1. A method of filtering one or more events associated with one or more computer environments for display in a performance monitoring system, wherein each of the one or more events is generated when a threshold associated with a first parameter is met, the method comprising the steps of:

receiving a filter representing at least one of: a set of the one or more computer environments or at least one second parameter; and

in response to the receiving step, filtering the one or more events.

2. A method as claimed in claim 1, further comprising the step of displaying the filtered one or more events.

3. A method as claimed in claim 2, wherein the filter is received from and the one or more filtered events are displayed on, a single display window.

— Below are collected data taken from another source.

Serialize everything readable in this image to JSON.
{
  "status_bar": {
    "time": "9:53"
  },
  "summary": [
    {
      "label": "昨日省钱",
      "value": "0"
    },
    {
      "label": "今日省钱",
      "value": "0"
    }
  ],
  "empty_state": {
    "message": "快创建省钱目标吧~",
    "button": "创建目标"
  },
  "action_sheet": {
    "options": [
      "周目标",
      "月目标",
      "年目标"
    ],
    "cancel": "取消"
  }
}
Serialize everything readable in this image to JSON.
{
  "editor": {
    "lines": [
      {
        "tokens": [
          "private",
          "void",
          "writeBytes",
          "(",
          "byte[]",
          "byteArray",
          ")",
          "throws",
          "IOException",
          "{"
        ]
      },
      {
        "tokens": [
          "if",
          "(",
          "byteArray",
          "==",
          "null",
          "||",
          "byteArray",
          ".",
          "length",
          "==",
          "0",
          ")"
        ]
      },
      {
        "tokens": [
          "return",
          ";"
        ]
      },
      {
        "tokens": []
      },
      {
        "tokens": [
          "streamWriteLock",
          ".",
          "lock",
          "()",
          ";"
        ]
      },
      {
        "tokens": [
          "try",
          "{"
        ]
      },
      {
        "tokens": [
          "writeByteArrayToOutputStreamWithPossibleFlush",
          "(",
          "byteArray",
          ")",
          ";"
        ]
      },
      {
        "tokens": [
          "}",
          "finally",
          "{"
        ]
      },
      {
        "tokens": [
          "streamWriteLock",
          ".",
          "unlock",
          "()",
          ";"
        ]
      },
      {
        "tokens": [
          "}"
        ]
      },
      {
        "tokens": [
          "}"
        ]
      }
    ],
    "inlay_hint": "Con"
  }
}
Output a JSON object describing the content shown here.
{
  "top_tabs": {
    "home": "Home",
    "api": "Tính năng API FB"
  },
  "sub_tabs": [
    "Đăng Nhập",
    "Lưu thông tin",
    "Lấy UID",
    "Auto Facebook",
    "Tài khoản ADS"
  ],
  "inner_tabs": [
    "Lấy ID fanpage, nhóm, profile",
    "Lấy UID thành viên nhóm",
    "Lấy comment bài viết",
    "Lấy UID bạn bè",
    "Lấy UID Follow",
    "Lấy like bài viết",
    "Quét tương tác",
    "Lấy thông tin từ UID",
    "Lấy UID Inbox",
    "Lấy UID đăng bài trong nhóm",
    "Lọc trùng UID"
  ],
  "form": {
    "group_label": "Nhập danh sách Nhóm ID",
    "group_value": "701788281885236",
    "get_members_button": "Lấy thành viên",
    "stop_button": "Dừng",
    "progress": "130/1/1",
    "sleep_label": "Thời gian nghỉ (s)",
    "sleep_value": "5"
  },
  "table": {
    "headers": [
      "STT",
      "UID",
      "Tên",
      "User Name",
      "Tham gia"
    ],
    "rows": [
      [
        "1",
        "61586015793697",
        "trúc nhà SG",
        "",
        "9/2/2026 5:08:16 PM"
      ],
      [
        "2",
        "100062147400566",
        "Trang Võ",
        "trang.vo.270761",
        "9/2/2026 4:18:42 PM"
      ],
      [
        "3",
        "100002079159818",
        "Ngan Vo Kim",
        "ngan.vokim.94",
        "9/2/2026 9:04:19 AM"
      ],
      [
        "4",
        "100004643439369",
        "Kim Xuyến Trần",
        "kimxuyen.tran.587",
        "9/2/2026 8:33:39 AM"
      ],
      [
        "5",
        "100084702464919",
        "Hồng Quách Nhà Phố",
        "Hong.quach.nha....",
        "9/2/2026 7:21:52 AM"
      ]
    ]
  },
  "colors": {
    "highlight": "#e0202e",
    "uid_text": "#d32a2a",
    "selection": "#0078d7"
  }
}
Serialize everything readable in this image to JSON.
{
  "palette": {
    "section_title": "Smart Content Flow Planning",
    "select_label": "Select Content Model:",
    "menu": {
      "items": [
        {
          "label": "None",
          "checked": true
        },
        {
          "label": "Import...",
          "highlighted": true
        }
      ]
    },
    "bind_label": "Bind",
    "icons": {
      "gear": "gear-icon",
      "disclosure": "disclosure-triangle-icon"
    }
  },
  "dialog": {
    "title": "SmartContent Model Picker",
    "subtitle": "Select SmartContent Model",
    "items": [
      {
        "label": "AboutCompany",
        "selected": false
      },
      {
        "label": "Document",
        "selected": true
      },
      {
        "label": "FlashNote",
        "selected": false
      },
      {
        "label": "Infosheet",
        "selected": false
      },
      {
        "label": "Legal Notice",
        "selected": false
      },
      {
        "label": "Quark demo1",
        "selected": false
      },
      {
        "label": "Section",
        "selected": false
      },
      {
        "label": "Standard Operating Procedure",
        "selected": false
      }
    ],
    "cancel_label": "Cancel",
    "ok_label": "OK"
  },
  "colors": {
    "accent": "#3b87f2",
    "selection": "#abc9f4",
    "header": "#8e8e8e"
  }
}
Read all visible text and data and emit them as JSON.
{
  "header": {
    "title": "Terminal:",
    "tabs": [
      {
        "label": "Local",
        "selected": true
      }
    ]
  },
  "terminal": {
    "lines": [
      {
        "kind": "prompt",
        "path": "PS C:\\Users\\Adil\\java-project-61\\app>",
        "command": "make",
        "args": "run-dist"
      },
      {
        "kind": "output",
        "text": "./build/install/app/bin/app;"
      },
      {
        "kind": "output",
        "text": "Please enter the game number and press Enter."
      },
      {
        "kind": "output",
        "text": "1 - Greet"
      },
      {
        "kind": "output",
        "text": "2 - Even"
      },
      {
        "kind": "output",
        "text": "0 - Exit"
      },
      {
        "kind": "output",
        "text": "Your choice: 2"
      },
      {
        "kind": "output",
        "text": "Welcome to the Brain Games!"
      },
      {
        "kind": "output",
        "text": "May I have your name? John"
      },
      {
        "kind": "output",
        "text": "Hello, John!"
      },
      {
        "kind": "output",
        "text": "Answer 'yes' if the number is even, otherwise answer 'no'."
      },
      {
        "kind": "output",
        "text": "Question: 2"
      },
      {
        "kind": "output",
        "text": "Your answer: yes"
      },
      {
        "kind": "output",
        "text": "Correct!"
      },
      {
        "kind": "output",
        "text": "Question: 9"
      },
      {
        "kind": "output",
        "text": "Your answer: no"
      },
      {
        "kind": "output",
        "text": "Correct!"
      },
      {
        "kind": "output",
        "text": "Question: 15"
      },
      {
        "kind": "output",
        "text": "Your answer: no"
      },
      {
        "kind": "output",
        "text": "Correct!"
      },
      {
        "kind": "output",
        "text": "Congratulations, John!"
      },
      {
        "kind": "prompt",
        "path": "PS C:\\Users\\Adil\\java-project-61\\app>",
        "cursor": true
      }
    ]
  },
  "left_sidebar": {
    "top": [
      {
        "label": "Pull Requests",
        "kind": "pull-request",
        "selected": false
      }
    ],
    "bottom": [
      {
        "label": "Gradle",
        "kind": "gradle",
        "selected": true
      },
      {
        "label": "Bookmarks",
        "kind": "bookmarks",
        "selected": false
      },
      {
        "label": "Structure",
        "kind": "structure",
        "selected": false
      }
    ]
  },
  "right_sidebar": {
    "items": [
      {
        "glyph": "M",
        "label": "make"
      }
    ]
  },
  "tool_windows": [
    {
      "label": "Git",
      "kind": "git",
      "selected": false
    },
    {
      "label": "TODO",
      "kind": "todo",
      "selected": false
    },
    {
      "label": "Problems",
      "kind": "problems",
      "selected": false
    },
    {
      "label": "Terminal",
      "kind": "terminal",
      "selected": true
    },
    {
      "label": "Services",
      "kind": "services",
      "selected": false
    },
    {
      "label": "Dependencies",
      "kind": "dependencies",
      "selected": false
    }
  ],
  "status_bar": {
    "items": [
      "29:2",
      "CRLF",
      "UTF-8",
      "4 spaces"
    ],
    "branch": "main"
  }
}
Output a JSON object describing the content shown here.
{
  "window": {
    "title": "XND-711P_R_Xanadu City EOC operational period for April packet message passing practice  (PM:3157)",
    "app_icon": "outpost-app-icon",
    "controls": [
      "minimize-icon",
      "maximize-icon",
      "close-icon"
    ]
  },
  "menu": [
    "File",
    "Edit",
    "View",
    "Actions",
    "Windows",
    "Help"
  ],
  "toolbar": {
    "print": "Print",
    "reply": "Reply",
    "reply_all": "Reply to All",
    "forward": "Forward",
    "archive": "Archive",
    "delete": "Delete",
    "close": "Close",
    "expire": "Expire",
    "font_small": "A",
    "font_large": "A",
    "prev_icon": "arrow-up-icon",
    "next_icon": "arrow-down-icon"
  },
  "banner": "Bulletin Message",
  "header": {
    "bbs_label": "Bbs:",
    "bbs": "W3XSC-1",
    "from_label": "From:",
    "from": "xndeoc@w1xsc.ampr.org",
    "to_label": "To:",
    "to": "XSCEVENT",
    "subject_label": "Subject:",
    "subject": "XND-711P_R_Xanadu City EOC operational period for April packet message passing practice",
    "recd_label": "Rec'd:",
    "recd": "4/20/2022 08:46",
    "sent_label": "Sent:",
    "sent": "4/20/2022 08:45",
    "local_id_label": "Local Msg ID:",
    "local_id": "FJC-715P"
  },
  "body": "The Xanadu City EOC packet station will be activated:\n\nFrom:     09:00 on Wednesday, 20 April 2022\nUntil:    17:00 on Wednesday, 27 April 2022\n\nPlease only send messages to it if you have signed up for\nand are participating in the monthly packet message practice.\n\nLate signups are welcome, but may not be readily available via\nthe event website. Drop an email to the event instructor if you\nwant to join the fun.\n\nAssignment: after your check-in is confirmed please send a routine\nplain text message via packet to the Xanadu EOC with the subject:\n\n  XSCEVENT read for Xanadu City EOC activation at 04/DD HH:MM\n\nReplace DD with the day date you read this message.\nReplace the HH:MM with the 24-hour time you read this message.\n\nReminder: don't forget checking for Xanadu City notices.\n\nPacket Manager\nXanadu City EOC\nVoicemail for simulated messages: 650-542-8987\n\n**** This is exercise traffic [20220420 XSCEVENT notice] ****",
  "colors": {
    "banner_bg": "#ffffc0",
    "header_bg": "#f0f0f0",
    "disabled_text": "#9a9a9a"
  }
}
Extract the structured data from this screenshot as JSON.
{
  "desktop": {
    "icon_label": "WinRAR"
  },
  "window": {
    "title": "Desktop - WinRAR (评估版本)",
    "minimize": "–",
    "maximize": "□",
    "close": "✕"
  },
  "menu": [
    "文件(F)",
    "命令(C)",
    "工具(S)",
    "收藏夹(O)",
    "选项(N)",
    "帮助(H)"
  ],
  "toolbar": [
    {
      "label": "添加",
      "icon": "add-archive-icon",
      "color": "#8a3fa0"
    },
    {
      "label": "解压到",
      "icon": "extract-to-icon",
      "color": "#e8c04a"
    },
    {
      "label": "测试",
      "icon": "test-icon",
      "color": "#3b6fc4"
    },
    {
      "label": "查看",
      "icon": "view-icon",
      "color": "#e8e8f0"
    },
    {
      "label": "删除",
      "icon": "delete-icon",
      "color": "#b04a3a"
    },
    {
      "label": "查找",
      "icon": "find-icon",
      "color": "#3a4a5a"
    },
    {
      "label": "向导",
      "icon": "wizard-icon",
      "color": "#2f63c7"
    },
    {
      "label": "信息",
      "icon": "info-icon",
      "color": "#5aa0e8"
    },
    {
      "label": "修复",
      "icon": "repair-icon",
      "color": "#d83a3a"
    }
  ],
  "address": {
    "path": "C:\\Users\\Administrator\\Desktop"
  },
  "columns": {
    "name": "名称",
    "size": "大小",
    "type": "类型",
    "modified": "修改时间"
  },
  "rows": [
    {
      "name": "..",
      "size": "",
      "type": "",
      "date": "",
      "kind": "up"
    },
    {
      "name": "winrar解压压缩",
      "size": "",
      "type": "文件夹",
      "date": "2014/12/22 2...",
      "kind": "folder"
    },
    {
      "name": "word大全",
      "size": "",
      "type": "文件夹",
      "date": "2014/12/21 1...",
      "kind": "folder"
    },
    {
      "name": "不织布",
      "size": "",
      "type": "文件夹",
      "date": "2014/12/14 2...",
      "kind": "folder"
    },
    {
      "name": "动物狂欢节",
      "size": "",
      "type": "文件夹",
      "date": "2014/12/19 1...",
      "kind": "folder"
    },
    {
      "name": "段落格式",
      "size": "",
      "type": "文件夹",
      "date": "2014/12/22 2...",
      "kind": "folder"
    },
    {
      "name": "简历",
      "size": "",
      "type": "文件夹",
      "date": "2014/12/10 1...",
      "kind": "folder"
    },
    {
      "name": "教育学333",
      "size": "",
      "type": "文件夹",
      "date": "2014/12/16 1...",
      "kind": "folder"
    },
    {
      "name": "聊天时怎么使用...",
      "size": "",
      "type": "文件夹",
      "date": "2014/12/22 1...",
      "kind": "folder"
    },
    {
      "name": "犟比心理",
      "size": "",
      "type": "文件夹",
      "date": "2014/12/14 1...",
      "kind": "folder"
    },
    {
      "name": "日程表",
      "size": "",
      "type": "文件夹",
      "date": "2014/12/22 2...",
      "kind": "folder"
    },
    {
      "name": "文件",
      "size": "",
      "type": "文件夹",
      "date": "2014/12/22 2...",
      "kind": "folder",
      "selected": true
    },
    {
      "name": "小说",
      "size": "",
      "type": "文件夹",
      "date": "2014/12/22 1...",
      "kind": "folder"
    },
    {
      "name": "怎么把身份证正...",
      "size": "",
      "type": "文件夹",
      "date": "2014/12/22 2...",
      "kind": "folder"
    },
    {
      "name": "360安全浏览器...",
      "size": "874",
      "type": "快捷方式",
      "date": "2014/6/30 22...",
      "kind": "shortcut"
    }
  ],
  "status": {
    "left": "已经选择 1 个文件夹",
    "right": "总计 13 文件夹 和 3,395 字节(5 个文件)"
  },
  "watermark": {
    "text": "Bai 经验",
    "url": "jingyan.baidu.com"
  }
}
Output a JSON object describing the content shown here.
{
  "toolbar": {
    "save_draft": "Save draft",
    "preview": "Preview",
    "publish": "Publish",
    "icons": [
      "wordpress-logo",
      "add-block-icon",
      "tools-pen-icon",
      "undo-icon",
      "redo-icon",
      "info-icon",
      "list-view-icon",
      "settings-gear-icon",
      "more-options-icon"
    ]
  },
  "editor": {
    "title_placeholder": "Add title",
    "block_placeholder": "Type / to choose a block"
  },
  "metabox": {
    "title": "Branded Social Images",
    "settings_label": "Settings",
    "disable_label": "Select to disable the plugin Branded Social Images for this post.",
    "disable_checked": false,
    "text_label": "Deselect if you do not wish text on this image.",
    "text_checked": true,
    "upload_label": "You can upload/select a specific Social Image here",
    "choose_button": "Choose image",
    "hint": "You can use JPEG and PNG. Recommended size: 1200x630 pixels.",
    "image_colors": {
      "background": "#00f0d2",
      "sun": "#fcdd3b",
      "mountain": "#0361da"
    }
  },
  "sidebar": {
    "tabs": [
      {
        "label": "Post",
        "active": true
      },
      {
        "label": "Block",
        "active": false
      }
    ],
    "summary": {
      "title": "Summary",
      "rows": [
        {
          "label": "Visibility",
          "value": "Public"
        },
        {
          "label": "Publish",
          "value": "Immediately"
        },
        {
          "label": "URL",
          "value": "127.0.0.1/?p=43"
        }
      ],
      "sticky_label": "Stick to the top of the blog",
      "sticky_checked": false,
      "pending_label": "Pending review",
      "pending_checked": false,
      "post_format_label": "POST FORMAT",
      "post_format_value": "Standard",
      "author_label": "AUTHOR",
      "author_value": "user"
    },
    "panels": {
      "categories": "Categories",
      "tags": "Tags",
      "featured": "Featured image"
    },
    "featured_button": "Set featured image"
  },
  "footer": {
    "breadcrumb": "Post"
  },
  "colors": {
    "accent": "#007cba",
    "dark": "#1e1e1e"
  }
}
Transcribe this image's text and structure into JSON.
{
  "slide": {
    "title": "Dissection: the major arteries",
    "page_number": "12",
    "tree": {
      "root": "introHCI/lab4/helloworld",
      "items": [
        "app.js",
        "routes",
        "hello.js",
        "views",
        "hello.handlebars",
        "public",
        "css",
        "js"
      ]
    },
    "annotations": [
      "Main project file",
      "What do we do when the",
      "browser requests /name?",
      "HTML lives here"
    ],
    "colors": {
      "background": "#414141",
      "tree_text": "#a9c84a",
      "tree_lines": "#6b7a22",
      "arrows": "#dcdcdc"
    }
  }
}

4. A method as claimed in claim 2, wherein for each of the filtered one or more events, the displaying step further comprises the step of displaying a first set of information associated with: an event identifier; the associated one or more computer environments; the first parameter; the second parameter; and a second parameter identifier.

5. A method as claimed in claim 4, wherein the first set of information is associated with a second set of information.

6. A method as claimed in claim 5, wherein the second set of information comprises information associated with the configuration of the one or more computer environments.

7. A method as claimed in claim 5, wherein the second set of information comprises information associated with the threshold.

8. A method as claimed in claim 1, wherein the first parameter represents a severity level.

9. A method as claimed in claim 1, wherein the second parameter represents a resource.

10. A method as claimed in claim 1, wherein the second parameter represents a time.

11. A method as claimed in claim 1, wherein each of the one or more computer environments comprises at least one computer system.

12. An apparatus for filtering one or more events associated with one or more computer environments for display in a performance monitoring system, wherein each of the one or more events is generated when a threshold associated with a first parameter is met, the apparatus comprising:

means for receiving a filter representing at least one of: a set of the one or more computer environments or at least one second parameter; and

means, responsive to the receiving means, for filtering the one or more events.

13. A computer program product tangibly embodied in a computer readable medium to, when loaded into a computer system and executed, cause said computer to perform the steps of claim 1.